Research Paper Volume 15, Issue 12 pp 5445—5481

Cross-talk of RNA modification "writers" describes tumor stemness and microenvironment and guides personalized immunotherapy for gastric cancer

Zhuoqi Li1,2, , Xuehong Zhang2, , Wenjie Weng2, , Ge Zhang2, , Qianwen Ren2, , Yuan Tian1,3, ,

  • 1 Radiotherapy Department, Shandong Second Provincial General Hospital, Shandong University, Jinan, China
  • 2 Key Laboratory of Carcinogenesis and Translational Research (Ministry of Education/Beijing), Division of Etiology, Peking University Cancer Hospital and Institute, Peking University, Beijing, China
  • 3 Department of Otolaryngology-Head and Neck Surgery, Shandong Provincial ENT Hospital, Shandong University, Jinan, China

Received: March 24, 2023       Accepted: May 27, 2023       Published: June 14, 2023
How to Cite

Copyright: © 2023 Li et al. This is an open access article distributed under the terms of the Creative Commons Attribution License (CC BY 3.0), which permits unrestricted use, distribution, and reproduction in any medium, provided the original author and source are credited.


Background: RNA modifications, TME, and cancer stemness play significant roles in tumor development and immunotherapy. The study investigated cross-talk and RNA modification roles in the TME, cancer stemness, and immunotherapy of gastric cancer (GC).

Methods: We applied an unsupervised clustering method to distinguish RNA modification patterns in GC. GSVA and ssGSEA algorithms were applied. The WM_Score model was constructed for evaluating the RNA modification-related subtypes. Also, we conducted an association analysis between the WM_Score and biological and clinical features in GC and explored the WM_Score model’s predictive value in immunotherapy.

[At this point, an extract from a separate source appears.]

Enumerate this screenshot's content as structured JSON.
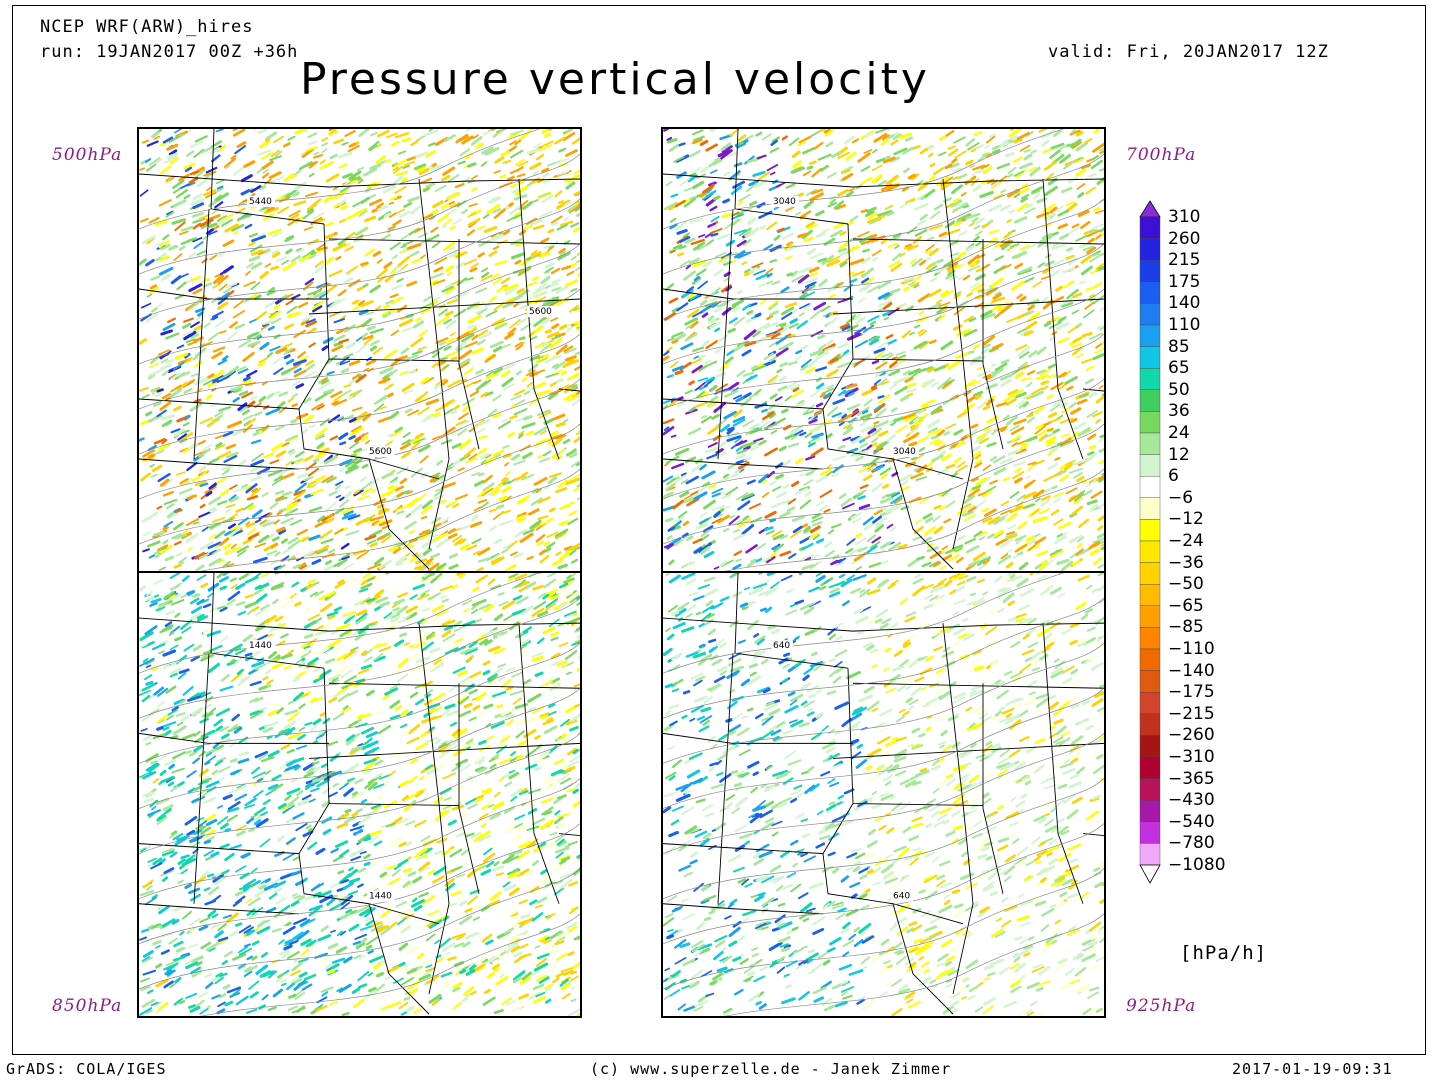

Results: We identified four RNA modification patterns with diverse survival and TME features. One pattern consistent with the immune-inflamed tumor phenotype showed a better prognosis. Patients in WM_Score high group were related to adverse clinical outcomes, immune suppression, stromal activation, and enhanced cancer stemness, while WM_Score low group showed opposite results. The WM_Score was correlated with genetic, epigenetic alterations, and post-transcriptional modifications in GC. Low WM_Score was related to enhanced efficacy of anti-PD-1/L1 immunotherapy.

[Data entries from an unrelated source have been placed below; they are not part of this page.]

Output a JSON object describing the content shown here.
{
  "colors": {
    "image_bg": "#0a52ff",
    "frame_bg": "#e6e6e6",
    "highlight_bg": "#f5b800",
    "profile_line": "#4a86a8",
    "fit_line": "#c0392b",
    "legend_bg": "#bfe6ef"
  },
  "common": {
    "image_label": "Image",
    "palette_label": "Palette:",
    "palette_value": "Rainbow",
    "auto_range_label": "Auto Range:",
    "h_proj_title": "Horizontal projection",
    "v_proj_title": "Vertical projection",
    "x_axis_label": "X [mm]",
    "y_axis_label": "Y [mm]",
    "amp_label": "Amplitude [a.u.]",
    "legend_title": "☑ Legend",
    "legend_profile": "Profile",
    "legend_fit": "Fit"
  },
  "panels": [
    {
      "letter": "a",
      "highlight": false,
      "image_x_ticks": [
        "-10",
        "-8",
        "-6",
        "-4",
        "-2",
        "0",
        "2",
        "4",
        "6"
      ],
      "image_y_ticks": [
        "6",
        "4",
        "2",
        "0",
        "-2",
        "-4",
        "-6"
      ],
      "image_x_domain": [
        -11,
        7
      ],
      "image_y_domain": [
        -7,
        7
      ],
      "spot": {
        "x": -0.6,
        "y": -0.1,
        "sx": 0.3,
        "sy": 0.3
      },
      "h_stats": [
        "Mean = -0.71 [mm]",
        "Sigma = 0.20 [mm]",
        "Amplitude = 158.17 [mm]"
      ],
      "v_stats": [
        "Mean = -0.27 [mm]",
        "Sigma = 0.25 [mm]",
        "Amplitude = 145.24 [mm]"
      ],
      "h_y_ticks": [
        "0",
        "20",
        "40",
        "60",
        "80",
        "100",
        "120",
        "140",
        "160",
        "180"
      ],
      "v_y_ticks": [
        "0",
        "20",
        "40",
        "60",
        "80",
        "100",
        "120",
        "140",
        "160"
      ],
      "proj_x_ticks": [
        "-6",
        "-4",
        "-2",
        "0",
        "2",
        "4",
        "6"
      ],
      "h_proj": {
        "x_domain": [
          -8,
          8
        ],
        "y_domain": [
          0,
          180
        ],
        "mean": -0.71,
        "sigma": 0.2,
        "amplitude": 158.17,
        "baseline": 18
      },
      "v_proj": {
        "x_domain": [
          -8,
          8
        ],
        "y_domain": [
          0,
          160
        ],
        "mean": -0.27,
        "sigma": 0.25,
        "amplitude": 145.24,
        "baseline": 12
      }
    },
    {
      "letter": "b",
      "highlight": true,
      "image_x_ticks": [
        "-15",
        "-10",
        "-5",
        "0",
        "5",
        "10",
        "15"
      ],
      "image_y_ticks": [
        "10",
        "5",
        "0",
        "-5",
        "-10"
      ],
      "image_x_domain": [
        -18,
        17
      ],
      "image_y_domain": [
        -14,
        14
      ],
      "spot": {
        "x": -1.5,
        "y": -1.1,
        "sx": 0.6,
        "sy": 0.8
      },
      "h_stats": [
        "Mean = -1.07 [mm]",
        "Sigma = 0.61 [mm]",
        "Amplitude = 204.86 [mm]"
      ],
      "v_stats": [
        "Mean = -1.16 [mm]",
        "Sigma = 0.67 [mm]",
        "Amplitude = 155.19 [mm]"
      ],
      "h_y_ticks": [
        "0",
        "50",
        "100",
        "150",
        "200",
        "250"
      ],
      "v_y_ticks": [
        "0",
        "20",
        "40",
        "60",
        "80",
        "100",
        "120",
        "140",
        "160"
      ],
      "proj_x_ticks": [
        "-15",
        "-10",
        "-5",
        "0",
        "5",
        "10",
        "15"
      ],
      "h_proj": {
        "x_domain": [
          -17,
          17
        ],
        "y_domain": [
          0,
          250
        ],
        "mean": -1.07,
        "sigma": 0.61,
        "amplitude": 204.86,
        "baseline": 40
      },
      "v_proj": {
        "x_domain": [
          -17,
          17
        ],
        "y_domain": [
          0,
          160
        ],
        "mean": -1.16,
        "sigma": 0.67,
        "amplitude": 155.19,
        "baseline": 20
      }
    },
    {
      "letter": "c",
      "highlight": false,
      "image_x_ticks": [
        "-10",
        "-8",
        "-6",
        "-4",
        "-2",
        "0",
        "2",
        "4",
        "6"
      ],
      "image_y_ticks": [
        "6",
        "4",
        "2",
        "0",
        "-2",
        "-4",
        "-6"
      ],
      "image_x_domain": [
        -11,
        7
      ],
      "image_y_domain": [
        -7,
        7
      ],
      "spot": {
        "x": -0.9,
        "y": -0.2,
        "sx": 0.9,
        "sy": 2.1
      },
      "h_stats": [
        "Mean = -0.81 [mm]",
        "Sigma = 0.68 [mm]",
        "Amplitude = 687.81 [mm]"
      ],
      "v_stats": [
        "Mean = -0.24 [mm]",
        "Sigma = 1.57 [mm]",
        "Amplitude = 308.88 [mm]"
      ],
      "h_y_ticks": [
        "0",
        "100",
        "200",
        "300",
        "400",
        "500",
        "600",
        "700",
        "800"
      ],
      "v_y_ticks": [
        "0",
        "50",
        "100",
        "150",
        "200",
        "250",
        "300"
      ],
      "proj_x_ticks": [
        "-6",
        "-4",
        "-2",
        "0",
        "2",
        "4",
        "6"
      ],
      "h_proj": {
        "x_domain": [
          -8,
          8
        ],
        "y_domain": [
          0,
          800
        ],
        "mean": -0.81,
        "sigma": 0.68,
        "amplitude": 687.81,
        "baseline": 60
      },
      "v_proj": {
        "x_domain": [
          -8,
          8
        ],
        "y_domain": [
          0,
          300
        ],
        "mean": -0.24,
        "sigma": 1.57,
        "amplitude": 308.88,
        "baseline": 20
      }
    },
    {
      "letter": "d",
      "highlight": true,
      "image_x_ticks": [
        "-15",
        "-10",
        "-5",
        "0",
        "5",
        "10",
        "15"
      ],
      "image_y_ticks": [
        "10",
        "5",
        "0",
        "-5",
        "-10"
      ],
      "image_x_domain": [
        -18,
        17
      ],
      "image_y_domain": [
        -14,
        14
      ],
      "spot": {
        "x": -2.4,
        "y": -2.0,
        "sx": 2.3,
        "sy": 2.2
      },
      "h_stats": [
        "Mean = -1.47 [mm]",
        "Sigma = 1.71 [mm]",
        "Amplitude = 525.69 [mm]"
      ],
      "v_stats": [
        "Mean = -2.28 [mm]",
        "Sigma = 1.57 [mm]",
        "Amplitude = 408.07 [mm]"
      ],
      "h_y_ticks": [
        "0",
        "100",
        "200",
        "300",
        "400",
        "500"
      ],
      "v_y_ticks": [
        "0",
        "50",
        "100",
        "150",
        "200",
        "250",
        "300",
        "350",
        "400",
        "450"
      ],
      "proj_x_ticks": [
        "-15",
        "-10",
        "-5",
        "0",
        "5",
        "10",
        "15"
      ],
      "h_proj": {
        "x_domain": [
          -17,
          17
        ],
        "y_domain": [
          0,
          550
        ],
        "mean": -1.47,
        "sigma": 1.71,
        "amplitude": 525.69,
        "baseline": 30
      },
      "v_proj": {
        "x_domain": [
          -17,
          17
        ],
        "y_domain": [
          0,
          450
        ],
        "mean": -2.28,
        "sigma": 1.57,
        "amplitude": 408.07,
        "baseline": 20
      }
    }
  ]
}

Conclusions: We revealed the cross-talk of four RNA modification types and their functions in GC, providing a scoring system for GC prognosis and personalized immunotherapy predictions.

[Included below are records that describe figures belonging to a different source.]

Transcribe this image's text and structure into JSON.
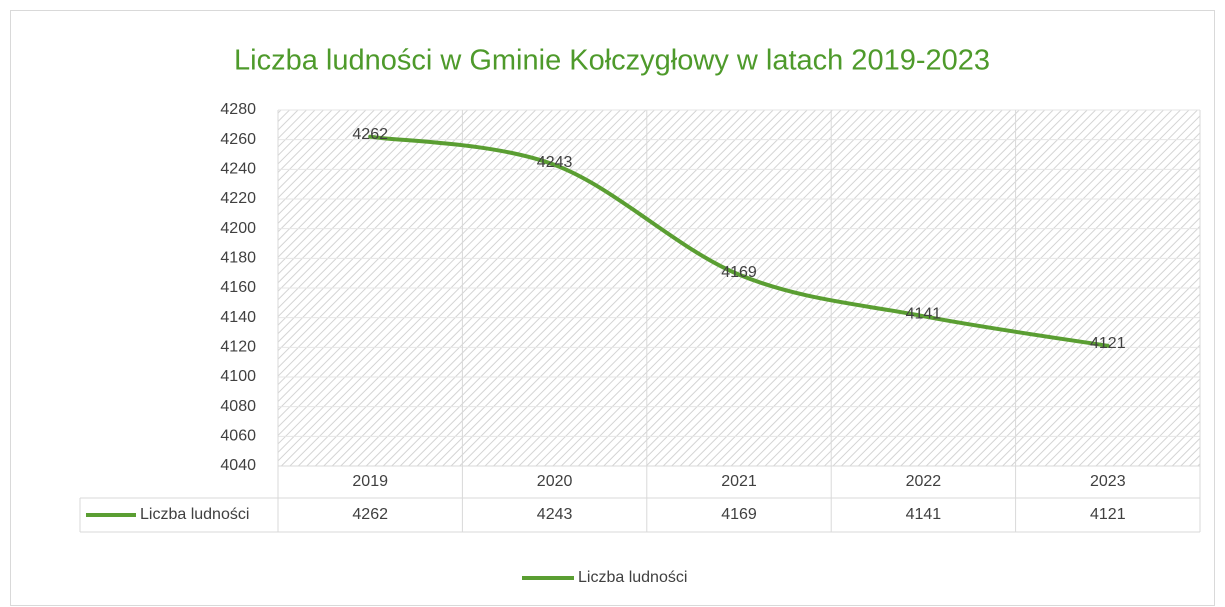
{
  "chart_data": {
    "type": "line",
    "title": "Liczba ludności w Gminie Kołczygłowy w latach 2019-2023",
    "categories": [
      "2019",
      "2020",
      "2021",
      "2022",
      "2023"
    ],
    "series": [
      {
        "name": "Liczba ludności",
        "color": "#5a9e32",
        "values": [
          4262,
          4243,
          4169,
          4141,
          4121
        ]
      }
    ],
    "ylim": [
      4040,
      4280
    ],
    "yticks": [
      4040,
      4060,
      4080,
      4100,
      4120,
      4140,
      4160,
      4180,
      4200,
      4220,
      4240,
      4260,
      4280
    ],
    "grid": true,
    "data_table": true,
    "legend": "bottom",
    "data_labels": true
  }
}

TME: Tumor microenvironment; m6A: N6-methyladenosine; m1A: N1-methyladenosine; APA: Alternative polyadenylation; A-to-I: A-to-inosine RNA editing; GC: Gastric cancer; WM: Writers of RNA modification; DEGs: Differentially expressed genes; EMT: Epithelial-mesenchymal transition; 3’UTR: 3′-untranslated region; CSC: Cancer stem cell; ICI: Immune checkpoint inhibitor; Pan-F-TBRS: Pan-fibroblast TGFb response signature; APM: Antigen processing machinery; GEO: Gene-Expression Omnibus; TCGA: The Cancer Genome Atlas; GSVA: Gene set variation analysis; ssGSEA: Single-sample gene-set enrichment analysis; PCA: Principal component analysis; STAD: Stomache adenocarcinoma; WGCNA: Weighted gene co-expression network analysis; CNV: Copy number variation; PDUI: Percentage of Distal polyA site Usage Index; ICB: Immune checkpoint blockade; HPA: The Human Protein Atlas; HR: Hazard ratios; ROC: Receiver operating characteristic; GO: Gene ontology; KEGG: Kyoto Encyclopedia of Genes and Genomes; MSI: Microsatellite instability; TMB: Tumor mutation burden.